Depending on the makeup of a healthcare organization, providers could be using a diversity of health IT systems to generate and manage patient data technology and coordinate care with providers in other departments using different systems. What's more, providers participating in population health management or value-based care could be partnering with members of the care team who are not clinicians.

In a patient-centered world, the term EHR appears most capable of grasping the comprehensive nature of the patient experience across the care continuum. All providers are liable for their contributions to the complete picture of a patient's health, indicating a need for EHR technology to properly track the provenance of medical data and decision-making.

"An EHR achieves a rare trifecta: It's a win for three parties. It's a win for the clinic because it saves time over the old method (attaining charts from other health care organizations, taking down verbal information from patients, and so on). Less time lost will translate into more time with patients," Dignity Health's Rami Hashish, PhD, DPT, wrote in 2015.

While the term EHR gets the nod from most of the healthcare industry, perhaps another phrase is more fitting. EHR adoption has risen significantly since the start of the EHR Incentive Programs only a handful of years ago. There are now patients whose entire medical history is digital and record will grow as they develop and mature.

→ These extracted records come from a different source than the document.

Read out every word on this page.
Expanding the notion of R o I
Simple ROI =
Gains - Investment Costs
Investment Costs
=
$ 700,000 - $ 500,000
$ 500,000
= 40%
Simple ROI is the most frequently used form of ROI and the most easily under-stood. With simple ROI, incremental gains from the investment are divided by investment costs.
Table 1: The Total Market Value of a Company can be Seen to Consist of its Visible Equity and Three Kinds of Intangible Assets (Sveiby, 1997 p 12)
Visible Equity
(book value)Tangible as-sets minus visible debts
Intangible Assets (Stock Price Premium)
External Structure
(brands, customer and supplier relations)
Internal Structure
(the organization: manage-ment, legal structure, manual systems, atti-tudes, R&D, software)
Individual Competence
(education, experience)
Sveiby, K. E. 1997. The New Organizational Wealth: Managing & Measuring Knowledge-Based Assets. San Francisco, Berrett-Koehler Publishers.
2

Providers want a comprehensive view of a patient's health is a provider. And new sources of health data are emerging -- genomics, wearables, and patient-generated data. With healthcare moving into more settings beyond traditional brick-and-mortar settings, the industry is better suited to thinking in terms of a longitudinal health record combining the EHRs a patient is likely to contribute to the generation of over his lifetime.

For now, it appears EHR will have to suffice.